OpenResearch lets you fork ML templates and launch experiments effortlessly. A project by alphaXiv.
Train MaxRL on GSM8K in one click
One sandbox, one GPU, ~30 minutes to a fine-tuned Qwen-1.7B. MaxRL keeps the entire GRPO pipeline intact and only changes how the per-group advantage is normalized. It divides the centered reward by the group mean (pass rate) instead of its standard deviation. W&B logging on by default.
Training reward on GSM8K (raw, faint) with a 25-step moving average (bold). From an actual run of this template.
How MaxRL differs from GRPO
Standard RL maximizes the expected pass rate, which is only a first-order approximation of the true maximum-likelihood objective. MaxRL recovers the missing inverse-probability reweighting: where GRPO divides the centered reward by the group standard deviation, MaxRL divides by the group mean (the pass rate). This puts more weight on hard, low-pass-rate prompts, exactly where the learning signal matters. It also improves pass@k diversity instead of collapsing it.
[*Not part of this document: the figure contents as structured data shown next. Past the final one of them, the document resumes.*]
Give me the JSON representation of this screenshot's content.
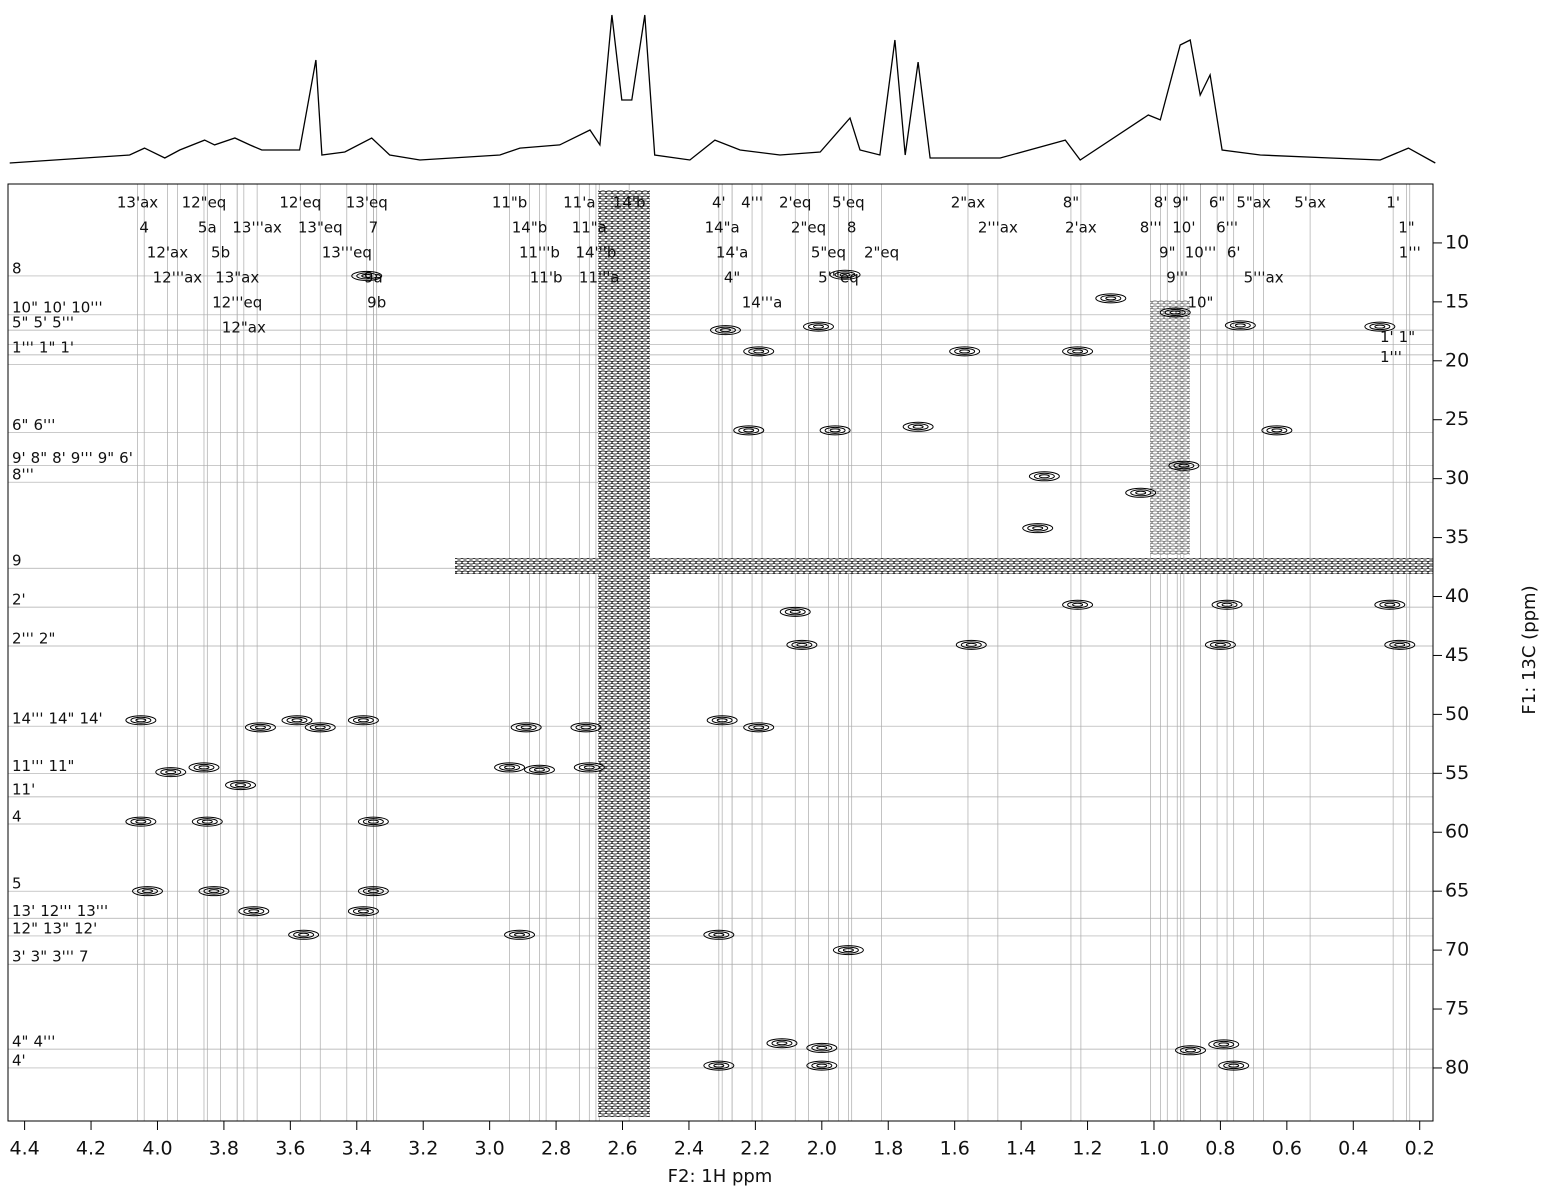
{
  "chart_data": {
    "type": "contour",
    "x_label": "F2: 1H ppm",
    "y_label": "F1: 13C (ppm)",
    "xlim": [
      4.45,
      0.16
    ],
    "ylim": [
      5,
      84.5
    ],
    "xticks": [
      4.4,
      4.2,
      {
        "value": 4.0,
        "label": "4.0"
      },
      3.8,
      3.6,
      3.4,
      3.2,
      {
        "value": 3.0,
        "label": "3.0"
      },
      2.8,
      2.6,
      2.4,
      2.2,
      {
        "value": 2.0,
        "label": "2.0"
      },
      1.8,
      1.6,
      1.4,
      1.2,
      {
        "value": 1.0,
        "label": "1.0"
      },
      0.8,
      0.6,
      0.4,
      0.2
    ],
    "yticks": [
      10,
      15,
      20,
      25,
      30,
      35,
      40,
      45,
      50,
      55,
      60,
      65,
      70,
      75,
      80
    ],
    "projection": {
      "ylim": [
        0,
        100
      ],
      "x": [
        4.445,
        4.084,
        4.039,
        3.978,
        3.933,
        3.858,
        3.828,
        3.767,
        3.722,
        3.686,
        3.572,
        3.523,
        3.505,
        3.436,
        3.355,
        3.301,
        3.21,
        2.969,
        2.909,
        2.789,
        2.698,
        2.668,
        2.632,
        2.602,
        2.572,
        2.533,
        2.503,
        2.397,
        2.322,
        2.246,
        2.126,
        2.005,
        1.915,
        1.885,
        1.825,
        1.78,
        1.749,
        1.71,
        1.674,
        1.463,
        1.267,
        1.222,
        1.017,
        0.981,
        0.945,
        0.921,
        0.891,
        0.861,
        0.831,
        0.795,
        0.68,
        0.469,
        0.319,
        0.234,
        0.153
      ],
      "values": [
        0,
        5.4,
        10.1,
        3.4,
        8.8,
        15.5,
        12.2,
        16.9,
        12.2,
        8.8,
        8.8,
        69.6,
        5.4,
        7.4,
        16.9,
        5.4,
        2.0,
        5.4,
        10.1,
        12.2,
        22.3,
        12.2,
        100,
        42.6,
        42.6,
        100,
        5.4,
        2.0,
        15.5,
        8.8,
        5.4,
        7.4,
        30.4,
        8.8,
        5.4,
        83.1,
        5.4,
        68.2,
        3.4,
        3.4,
        15.5,
        2.0,
        32.4,
        29.1,
        59.5,
        79.7,
        83.1,
        45.9,
        59.5,
        8.8,
        5.4,
        3.4,
        2.0,
        10.1,
        0
      ]
    },
    "peaks": {
      "x": [
        0.936,
        0.91,
        4.05,
        3.69,
        3.58,
        3.38,
        3.51,
        2.89,
        2.71,
        2.3,
        2.19,
        4.03,
        3.83,
        3.35,
        4.05,
        3.85,
        3.35,
        3.96,
        3.86,
        3.75,
        2.94,
        2.85,
        2.7,
        3.71,
        3.38,
        3.56,
        2.91,
        2.31,
        1.92,
        2.08,
        1.23,
        0.78,
        0.29,
        2.06,
        1.55,
        0.8,
        0.26,
        1.71,
        2.22,
        1.96,
        0.63,
        2.29,
        2.01,
        0.74,
        2.19,
        1.23,
        1.57,
        1.93,
        3.37,
        0.79,
        2.12,
        2.0,
        1.33,
        1.04,
        1.35,
        2.31,
        2.0,
        0.76,
        0.89,
        1.13,
        0.32
      ],
      "values": [
        15.9,
        28.9,
        50.5,
        51.1,
        50.5,
        50.5,
        51.1,
        51.1,
        51.1,
        50.5,
        51.1,
        65.0,
        65.0,
        65.0,
        59.1,
        59.1,
        59.1,
        54.9,
        54.5,
        56.0,
        54.5,
        54.7,
        54.5,
        66.7,
        66.7,
        68.7,
        68.7,
        68.7,
        70.0,
        41.3,
        40.7,
        40.7,
        40.7,
        44.1,
        44.1,
        44.1,
        44.1,
        25.6,
        25.9,
        25.9,
        25.9,
        17.4,
        17.1,
        17.0,
        19.2,
        19.2,
        19.2,
        12.7,
        12.8,
        78.0,
        77.9,
        78.3,
        29.8,
        31.2,
        34.2,
        79.8,
        79.8,
        79.8,
        78.5,
        14.7,
        17.1
      ]
    },
    "top_labels": [
      [
        {
          "label": "13'ax",
          "ppm": 4.06
        },
        {
          "label": "12\"eq",
          "ppm": 3.86
        },
        {
          "label": "12'eq",
          "ppm": 3.57
        },
        {
          "label": "13'eq",
          "ppm": 3.37
        },
        {
          "label": "11\"b",
          "ppm": 2.94
        },
        {
          "label": "11'a",
          "ppm": 2.73
        },
        {
          "label": "14'b",
          "ppm": 2.58
        },
        {
          "label": "4'",
          "ppm": 2.31
        },
        {
          "label": "4'''",
          "ppm": 2.21
        },
        {
          "label": "2'eq",
          "ppm": 2.08
        },
        {
          "label": "5'eq",
          "ppm": 1.92
        },
        {
          "label": "2\"ax",
          "ppm": 1.56
        },
        {
          "label": "8\"",
          "ppm": 1.25
        },
        {
          "label": "8'",
          "ppm": 0.98
        },
        {
          "label": "9\"",
          "ppm": 0.92
        },
        {
          "label": "6\"",
          "ppm": 0.81
        },
        {
          "label": "5\"ax",
          "ppm": 0.7
        },
        {
          "label": "5'ax",
          "ppm": 0.53
        },
        {
          "label": "1'",
          "ppm": 0.28
        }
      ],
      [
        {
          "label": "4",
          "ppm": 4.04
        },
        {
          "label": "5a",
          "ppm": 3.85
        },
        {
          "label": "13'''ax",
          "ppm": 3.7
        },
        {
          "label": "13\"eq",
          "ppm": 3.51
        },
        {
          "label": "7",
          "ppm": 3.35
        },
        {
          "label": "14\"b",
          "ppm": 2.88
        },
        {
          "label": "11\"a",
          "ppm": 2.7
        },
        {
          "label": "14\"a",
          "ppm": 2.3
        },
        {
          "label": "2\"eq",
          "ppm": 2.04
        },
        {
          "label": "8",
          "ppm": 1.91
        },
        {
          "label": "2'''ax",
          "ppm": 1.47
        },
        {
          "label": "2'ax",
          "ppm": 1.22
        },
        {
          "label": "8'''",
          "ppm": 1.01
        },
        {
          "label": "10'",
          "ppm": 0.91
        },
        {
          "label": "6'''",
          "ppm": 0.78
        },
        {
          "label": "1\"",
          "ppm": 0.24
        }
      ],
      [
        {
          "label": "12'ax",
          "ppm": 3.97
        },
        {
          "label": "5b",
          "ppm": 3.81
        },
        {
          "label": "13'''eq",
          "ppm": 3.43
        },
        {
          "label": "11'''b",
          "ppm": 2.85
        },
        {
          "label": "14'''b",
          "ppm": 2.68
        },
        {
          "label": "14'a",
          "ppm": 2.27
        },
        {
          "label": "5\"eq",
          "ppm": 1.98
        },
        {
          "label": "2\"eq",
          "ppm": 1.82
        },
        {
          "label": "9\"",
          "ppm": 0.96
        },
        {
          "label": "10'''",
          "ppm": 0.86
        },
        {
          "label": "6'",
          "ppm": 0.76
        },
        {
          "label": "1'''",
          "ppm": 0.23
        }
      ],
      [
        {
          "label": "12'''ax",
          "ppm": 3.94
        },
        {
          "label": "13\"ax",
          "ppm": 3.76
        },
        {
          "label": "9a",
          "ppm": 3.35
        },
        {
          "label": "11'b",
          "ppm": 2.83
        },
        {
          "label": "11'''a",
          "ppm": 2.67
        },
        {
          "label": "4\"",
          "ppm": 2.27
        },
        {
          "label": "5'''eq",
          "ppm": 1.95
        },
        {
          "label": "9'''",
          "ppm": 0.93
        },
        {
          "label": "5'''ax",
          "ppm": 0.67
        }
      ],
      [
        {
          "label": "12'''eq",
          "ppm": 3.76
        },
        {
          "label": "9b",
          "ppm": 3.34
        },
        {
          "label": "14'''a",
          "ppm": 2.18
        },
        {
          "label": "10\"",
          "ppm": 0.86
        }
      ],
      [
        {
          "label": "12\"ax",
          "ppm": 3.74
        }
      ]
    ],
    "left_labels": [
      {
        "ppm": 12.8,
        "labels": [
          "8"
        ]
      },
      {
        "ppm": 16.1,
        "labels": [
          "10\"",
          "10'",
          "10'''"
        ]
      },
      {
        "ppm": 17.4,
        "labels": [
          "5\"",
          "5'",
          "5'''"
        ]
      },
      {
        "ppm": 19.5,
        "labels": [
          "1'''",
          "1\"",
          "1'"
        ]
      },
      {
        "ppm": 26.1,
        "labels": [
          "6\"",
          "6'''"
        ]
      },
      {
        "ppm": 28.9,
        "labels": [
          "9'",
          "8\"",
          "8'",
          "9'''",
          "9\"",
          "6'"
        ]
      },
      {
        "ppm": 30.3,
        "labels": [
          "8'''"
        ]
      },
      {
        "ppm": 37.6,
        "labels": [
          "9"
        ]
      },
      {
        "ppm": 40.9,
        "labels": [
          "2'"
        ]
      },
      {
        "ppm": 44.2,
        "labels": [
          "2'''",
          "2\""
        ]
      },
      {
        "ppm": 51.0,
        "labels": [
          "14'''",
          "14\"",
          "14'"
        ]
      },
      {
        "ppm": 55.0,
        "labels": [
          "11'''",
          "11\""
        ]
      },
      {
        "ppm": 57.0,
        "labels": [
          "11'"
        ]
      },
      {
        "ppm": 59.3,
        "labels": [
          "4"
        ]
      },
      {
        "ppm": 65.0,
        "labels": [
          "5"
        ]
      },
      {
        "ppm": 67.3,
        "labels": [
          "13'",
          "12'''",
          "13'''"
        ]
      },
      {
        "ppm": 68.8,
        "labels": [
          "12\"",
          "13\"",
          "12'"
        ]
      },
      {
        "ppm": 71.2,
        "labels": [
          "3'",
          "3\"",
          "3'''",
          "7"
        ]
      },
      {
        "ppm": 78.4,
        "labels": [
          "4\"",
          "4'''"
        ]
      },
      {
        "ppm": 80.0,
        "labels": [
          "4'"
        ]
      }
    ],
    "right_labels": [
      {
        "ppm": 18.6,
        "labels": [
          "1'",
          "1\""
        ]
      },
      {
        "ppm": 20.3,
        "labels": [
          "1'''"
        ]
      }
    ]
  }
}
Same rollouts, two normalizers. Dividing by the mean amplifies the gradient on the hard prompt (small pass rate) and damps it on the easy one. GRPO's std normalization does the opposite.
Under the hood
| Algorithm | MaxRL (mean-normalized GRPO), 32 rollouts per prompt |
| Objective | Divide centered reward by group mean (pass rate), not std. Recovers w(p) → 1/p reweighting |
| Base model | unsloth/Qwen3-1.7B-Base |
| Fine-tuning | LoRA adapters via Unsloth + vLLM rollouts |
| Reward | Sparse correctness: 1 if final answer matches, else 0 |
| Schedule | 500 steps, linear LR decay peaking at 5e-6 |
| Hardware | 1 GPU (≥ 24 GB vRAM) |
Once it's running, stack child experiments: bump the rollout group size (MaxRL optimizes a higher-order approximation of the likelihood as the group grows), flip the `MAXRL` flag to 0 to A/B against vanilla GRPO, or swap GSM8K for MATH, AIME, or your own verifiable dataset.